Over the past month, Facebook cracked down on what they deem to be harmful coronavirus content. The social media giant banned certain types of posts related to the virus, many of which they consider “misinformation.”
Facebook also banned advertisements for the sale of protective medical equipment such as masks and hand sanitizer. It also banned the sale of any medical equipment on their “buy-and-sell” section called Facebook Marketplace. DIY face mask groups also got caught in the crossfire.
According to the New York Times, the Philadelphia-based group Sew Face Masks was caught in Facebook’s censorship battle. The group provides handmade face masks to individuals, essential workers, community organizations, local small businesses, as well as healthcare workers. The group aims to curb the spread of coronavirus by providing protection, simultaneously pushing for N-95 masks and other high-quality medical equipment to be saved for medical workers.
Sew Face Masks’s founder Nicole Jochym told the New York Times that Facebook flagged some of her posts in Sew Face Masks’s private community group.
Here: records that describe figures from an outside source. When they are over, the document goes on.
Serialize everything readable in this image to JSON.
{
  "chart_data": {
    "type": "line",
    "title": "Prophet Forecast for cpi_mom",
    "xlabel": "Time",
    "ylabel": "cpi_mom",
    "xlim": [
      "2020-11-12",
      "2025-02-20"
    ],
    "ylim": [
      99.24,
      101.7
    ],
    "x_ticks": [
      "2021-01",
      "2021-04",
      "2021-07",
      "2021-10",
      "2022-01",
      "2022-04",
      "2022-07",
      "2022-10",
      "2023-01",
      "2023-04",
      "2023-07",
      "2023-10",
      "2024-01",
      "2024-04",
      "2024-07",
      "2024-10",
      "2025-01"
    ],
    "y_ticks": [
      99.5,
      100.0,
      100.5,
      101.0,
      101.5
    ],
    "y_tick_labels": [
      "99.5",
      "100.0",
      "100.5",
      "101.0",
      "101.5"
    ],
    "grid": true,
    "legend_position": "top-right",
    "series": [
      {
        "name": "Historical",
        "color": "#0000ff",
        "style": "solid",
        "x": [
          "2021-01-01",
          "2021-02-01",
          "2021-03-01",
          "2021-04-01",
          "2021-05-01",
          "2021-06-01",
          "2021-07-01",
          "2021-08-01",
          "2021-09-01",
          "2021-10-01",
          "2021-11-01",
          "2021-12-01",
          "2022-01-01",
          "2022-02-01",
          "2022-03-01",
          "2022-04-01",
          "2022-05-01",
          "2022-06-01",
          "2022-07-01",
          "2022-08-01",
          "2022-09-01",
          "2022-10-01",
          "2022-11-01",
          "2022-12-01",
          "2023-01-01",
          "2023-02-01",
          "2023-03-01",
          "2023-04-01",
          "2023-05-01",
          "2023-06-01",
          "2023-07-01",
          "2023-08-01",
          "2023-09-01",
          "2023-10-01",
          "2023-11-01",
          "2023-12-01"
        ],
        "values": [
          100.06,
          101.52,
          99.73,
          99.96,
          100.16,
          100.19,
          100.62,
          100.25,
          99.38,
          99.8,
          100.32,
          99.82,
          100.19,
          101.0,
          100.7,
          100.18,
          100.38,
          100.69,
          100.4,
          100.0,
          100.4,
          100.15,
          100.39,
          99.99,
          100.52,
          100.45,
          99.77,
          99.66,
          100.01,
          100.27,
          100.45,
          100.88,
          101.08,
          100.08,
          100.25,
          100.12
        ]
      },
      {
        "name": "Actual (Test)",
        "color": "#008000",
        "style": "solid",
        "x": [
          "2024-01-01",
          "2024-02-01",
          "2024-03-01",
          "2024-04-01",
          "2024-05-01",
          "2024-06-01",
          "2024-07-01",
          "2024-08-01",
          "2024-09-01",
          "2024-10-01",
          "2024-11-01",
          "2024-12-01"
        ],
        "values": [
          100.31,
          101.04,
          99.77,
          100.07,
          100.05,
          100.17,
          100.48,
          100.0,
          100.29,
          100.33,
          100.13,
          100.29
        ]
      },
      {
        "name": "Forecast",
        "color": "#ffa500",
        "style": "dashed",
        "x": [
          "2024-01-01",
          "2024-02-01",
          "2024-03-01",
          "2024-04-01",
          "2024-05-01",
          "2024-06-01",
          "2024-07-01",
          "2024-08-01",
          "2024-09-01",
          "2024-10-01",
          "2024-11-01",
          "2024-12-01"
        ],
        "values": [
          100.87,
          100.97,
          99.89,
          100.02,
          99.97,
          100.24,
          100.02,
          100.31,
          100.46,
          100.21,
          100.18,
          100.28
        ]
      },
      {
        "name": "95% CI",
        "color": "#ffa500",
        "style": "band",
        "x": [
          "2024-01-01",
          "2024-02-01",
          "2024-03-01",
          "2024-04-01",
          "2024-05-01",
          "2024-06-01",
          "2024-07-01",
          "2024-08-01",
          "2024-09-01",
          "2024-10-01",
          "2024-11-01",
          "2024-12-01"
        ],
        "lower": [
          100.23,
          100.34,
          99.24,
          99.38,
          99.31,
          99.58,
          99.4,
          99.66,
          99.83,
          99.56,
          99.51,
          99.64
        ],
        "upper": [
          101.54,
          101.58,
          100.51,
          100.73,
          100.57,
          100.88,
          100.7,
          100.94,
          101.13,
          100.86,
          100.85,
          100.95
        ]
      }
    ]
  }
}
She said Facebook deemed the posts as unacceptable for breaking guidelines against regulated goods and services.
When a post is flagged or taken down, content creators are given a warning. If a content creator continuously breaks Facebook guidelines they may be ineligible to post or comment on the site.
“The automated systems we set up to prevent the sale of medical masks needed by health workers have inadvertently blocked some efforts to donate supplies. We apologize for this error and are working to update our systems to avoid mistakes like this going forward. We don’t want to put obstacles in the way of people doing a good thing,” a Facebook spokesperson said in a statement.
Charities such as Sew Face Masks are critical after the Center for Disease Control (CDC) announced a new recommendation to wear cloth face coverings in public settings, but they may be hindered from growing their reach due to Facebook’s crackdown on coronavirus misinformation.
“CDC recommends wearing cloth face coverings in public settings where other social distancing measures are difficult to maintain (e.g., grocery stores and pharmacies) especially in areas of significant community-based transmission,” the CDC announcement reads.
The CDC specifically recommends cloth coverings not surgical masks or N-95 respirators.
“Those are critical supplies that must continue to be reserved for healthcare workers and other medical first responders, as recommended by current CDC guidance,” the CDC said.